WASHINGTON — President Donald Trump pushed Georgia's lead elections investigator in a phone call in December to produce evidence of fraud in the presidential race, telling the person to "find the fraud" and promising that they would be a "national hero" for doing so, according to a person familiar with the call.
The call is another recent example of Trump's efforts to overturn the results of the November election, particularly in Georgia, where President-elect Joe Biden beat him by nearly 12,000 votes, becoming the first Democrat to win the state in decades.
The call was first reported by The Washington Post. Georgia Deputy Secretary of State Jordan Fuchs confirmed to NBC News that the call took place.

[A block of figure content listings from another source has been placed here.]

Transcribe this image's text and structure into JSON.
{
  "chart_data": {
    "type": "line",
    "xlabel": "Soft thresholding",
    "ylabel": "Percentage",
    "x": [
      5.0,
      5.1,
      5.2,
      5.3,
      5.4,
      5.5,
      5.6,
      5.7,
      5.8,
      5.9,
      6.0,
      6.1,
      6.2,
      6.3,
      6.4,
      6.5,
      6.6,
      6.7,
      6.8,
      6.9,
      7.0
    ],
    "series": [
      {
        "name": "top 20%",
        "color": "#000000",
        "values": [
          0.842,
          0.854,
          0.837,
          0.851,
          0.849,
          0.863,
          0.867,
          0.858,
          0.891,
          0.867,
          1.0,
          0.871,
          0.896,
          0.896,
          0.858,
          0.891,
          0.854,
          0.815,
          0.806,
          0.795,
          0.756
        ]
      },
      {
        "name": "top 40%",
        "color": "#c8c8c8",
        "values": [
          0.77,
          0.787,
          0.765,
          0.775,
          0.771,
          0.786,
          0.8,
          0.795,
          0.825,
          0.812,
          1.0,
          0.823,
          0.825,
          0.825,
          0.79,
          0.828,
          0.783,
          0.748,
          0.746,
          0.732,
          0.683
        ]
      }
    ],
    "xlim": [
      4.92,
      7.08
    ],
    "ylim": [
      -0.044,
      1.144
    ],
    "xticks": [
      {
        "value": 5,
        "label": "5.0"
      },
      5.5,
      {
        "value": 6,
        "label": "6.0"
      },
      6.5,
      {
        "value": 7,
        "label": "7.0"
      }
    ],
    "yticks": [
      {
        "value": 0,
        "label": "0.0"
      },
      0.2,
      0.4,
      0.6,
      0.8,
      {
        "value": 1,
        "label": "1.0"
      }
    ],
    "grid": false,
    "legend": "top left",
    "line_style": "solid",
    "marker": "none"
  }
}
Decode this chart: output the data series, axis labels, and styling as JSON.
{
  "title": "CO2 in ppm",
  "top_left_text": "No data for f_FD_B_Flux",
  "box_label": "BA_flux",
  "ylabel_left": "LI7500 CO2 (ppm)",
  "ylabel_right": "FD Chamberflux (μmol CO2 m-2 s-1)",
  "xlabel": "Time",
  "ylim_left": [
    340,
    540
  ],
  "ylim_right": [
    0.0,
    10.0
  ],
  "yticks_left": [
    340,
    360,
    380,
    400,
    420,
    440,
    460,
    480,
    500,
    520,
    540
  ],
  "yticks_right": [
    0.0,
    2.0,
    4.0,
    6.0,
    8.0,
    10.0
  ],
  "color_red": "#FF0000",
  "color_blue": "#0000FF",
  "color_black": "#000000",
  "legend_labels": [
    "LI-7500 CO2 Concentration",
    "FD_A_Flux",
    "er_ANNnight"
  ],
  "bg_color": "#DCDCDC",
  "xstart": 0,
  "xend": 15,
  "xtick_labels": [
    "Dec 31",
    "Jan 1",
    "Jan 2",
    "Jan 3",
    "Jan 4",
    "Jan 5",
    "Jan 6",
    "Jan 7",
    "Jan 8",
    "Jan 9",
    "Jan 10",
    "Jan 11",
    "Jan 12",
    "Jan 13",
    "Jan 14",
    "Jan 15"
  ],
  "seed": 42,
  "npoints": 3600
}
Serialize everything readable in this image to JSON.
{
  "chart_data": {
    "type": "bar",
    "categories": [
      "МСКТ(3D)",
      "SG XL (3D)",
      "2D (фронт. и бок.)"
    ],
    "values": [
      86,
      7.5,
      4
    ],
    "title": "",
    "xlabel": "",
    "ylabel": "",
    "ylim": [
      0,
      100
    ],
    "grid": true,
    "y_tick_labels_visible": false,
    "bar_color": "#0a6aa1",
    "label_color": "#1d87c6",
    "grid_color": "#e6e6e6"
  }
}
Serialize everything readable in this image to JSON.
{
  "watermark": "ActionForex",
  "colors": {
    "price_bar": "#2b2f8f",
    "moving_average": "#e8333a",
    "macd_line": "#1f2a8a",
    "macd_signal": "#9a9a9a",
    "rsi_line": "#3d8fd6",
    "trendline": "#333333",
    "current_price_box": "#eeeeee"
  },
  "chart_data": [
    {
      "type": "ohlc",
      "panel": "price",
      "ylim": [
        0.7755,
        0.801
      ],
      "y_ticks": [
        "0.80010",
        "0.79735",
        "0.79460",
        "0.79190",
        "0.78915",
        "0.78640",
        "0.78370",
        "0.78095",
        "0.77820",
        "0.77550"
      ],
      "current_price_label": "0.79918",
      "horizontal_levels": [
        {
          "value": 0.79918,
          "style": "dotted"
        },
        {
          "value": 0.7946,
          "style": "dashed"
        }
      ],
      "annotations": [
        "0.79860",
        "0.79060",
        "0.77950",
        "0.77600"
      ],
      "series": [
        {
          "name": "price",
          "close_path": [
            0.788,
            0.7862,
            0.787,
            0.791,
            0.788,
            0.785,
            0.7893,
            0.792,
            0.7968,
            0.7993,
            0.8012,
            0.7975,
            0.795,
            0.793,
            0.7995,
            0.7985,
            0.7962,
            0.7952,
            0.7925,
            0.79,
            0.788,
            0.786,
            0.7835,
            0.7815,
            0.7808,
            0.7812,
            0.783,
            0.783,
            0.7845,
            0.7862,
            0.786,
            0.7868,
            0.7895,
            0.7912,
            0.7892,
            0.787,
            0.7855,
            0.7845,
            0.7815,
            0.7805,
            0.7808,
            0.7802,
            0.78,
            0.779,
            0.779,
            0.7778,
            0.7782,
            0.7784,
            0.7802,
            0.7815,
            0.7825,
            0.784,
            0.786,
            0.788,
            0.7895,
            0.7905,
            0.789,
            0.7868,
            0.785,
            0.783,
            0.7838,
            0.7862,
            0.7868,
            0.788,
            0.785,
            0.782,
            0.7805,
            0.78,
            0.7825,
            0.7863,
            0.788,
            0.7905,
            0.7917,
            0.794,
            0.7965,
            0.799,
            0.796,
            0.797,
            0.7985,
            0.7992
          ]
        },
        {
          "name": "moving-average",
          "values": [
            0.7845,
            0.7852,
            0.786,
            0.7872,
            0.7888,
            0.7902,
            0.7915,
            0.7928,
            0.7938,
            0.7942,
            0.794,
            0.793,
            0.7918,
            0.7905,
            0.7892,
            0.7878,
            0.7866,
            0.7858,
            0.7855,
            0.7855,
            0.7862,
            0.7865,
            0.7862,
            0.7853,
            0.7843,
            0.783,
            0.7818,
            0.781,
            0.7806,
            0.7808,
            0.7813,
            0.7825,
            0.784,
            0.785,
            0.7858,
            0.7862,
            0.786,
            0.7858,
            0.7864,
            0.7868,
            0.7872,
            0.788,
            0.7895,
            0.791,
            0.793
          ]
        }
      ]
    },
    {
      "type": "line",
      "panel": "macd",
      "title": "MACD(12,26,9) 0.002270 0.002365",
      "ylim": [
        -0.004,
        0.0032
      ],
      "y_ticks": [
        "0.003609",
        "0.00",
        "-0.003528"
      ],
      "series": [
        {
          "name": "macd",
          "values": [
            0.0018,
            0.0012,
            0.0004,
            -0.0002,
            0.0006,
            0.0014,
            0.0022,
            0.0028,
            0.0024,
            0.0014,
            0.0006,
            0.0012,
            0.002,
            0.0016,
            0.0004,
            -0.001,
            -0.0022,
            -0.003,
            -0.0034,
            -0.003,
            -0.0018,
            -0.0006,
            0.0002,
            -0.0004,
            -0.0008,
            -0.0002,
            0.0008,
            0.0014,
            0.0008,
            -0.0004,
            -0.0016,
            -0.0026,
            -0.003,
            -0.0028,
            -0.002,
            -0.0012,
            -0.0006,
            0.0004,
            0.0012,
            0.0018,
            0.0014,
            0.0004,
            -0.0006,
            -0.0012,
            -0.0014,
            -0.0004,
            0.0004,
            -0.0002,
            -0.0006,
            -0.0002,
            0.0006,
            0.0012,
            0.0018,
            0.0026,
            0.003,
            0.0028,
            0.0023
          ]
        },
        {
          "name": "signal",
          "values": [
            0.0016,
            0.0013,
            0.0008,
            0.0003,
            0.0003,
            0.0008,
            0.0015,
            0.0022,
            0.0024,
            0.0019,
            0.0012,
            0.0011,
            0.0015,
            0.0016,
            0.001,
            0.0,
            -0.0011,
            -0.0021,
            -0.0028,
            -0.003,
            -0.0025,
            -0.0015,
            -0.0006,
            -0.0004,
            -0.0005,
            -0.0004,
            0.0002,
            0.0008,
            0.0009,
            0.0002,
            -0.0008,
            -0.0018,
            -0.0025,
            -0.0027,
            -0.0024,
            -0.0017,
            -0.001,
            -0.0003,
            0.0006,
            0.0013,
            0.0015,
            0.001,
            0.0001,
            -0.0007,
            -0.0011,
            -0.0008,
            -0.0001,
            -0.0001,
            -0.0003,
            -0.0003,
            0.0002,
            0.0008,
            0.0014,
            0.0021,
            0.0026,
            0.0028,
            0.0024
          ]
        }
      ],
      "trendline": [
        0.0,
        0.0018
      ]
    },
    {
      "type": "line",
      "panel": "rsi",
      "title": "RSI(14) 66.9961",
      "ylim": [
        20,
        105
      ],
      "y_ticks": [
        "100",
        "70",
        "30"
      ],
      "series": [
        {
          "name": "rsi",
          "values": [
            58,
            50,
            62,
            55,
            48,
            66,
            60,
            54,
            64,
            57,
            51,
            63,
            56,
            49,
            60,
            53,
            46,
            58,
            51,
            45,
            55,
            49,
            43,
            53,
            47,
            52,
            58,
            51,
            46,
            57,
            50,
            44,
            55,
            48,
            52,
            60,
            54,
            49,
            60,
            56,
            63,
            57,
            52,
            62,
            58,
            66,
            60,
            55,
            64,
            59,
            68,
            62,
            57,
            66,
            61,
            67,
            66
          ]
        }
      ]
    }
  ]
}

Since the race was called for Biden on Nov. 7, Trump has made at least three calls urging Georgia officials to produce evidence of widespread fraud to overturn the results. The first call was made to Republican Gov. Brian Kemp in early December, followed by the call to the elections investigator and a call to Georgia Secretary of State Brad Raffensperger.
Trump called the Georgia elections investigator in December while the person was leading an inquiry into allegations of ballot fraud in Cobb County.
The White House declined a request for comment.
Raffensperger told The Post in an interview that he felt it was inappropriate for Trump to have interfered with the case, but he added that he was unaware of what was specifically discussed on the December call.
"That was an ongoing investigation," Raffensperger told The Post. "I don't believe that an elected official should be involved in that process."
Raffensperger announced an audit Dec. 14 of the November election in Cobb County after it was alleged that some ballots were accepted without proper signature verifications. The Georgia Bureau of Investigation announced Dec. 29 that it had found only two mismatched signatures among the more than 15,000 votes in the audit.
The inaccuracy came from a woman who signed her name to ballots for both her and her husband, Raffensperger said at the time.
In the phone call with Raffensperger, which took place Jan. 2, Trump urged him to alter the vote total and launched into a barrage of discredited conspiracy theories about the election. NBC News obtained a recording of the phone call, which was first reported Jan. 3.
Trump has been obsessively working to contest the election results since news outlets began projecting Biden as the winner. He and his allies filed over 50 lawsuits across the county, almost all of which have been unsuccessful.
Trump has been particularly fixated on overturning the results in Georgia after he become the first Republican presidential candidate in nearly 30 years to lose the state.
Trump has targeted Raffensperger and other top Georgia Republicans, including Kemp and Lt. Gov. Geoff Duncan, lashing out at them on Twitter and threatening to derail their political careers.
Trump has yet to formally concede the race to Biden, but he finally committed to "an orderly transition" of power Thursday, a day after a violent mob of his supporters stormed the U.S. Capitol to interrupt Congress' joint session ratifying the election results. Five people, including a Capitol Police officer, were killed.
Biden will be sworn into office Jan. 20.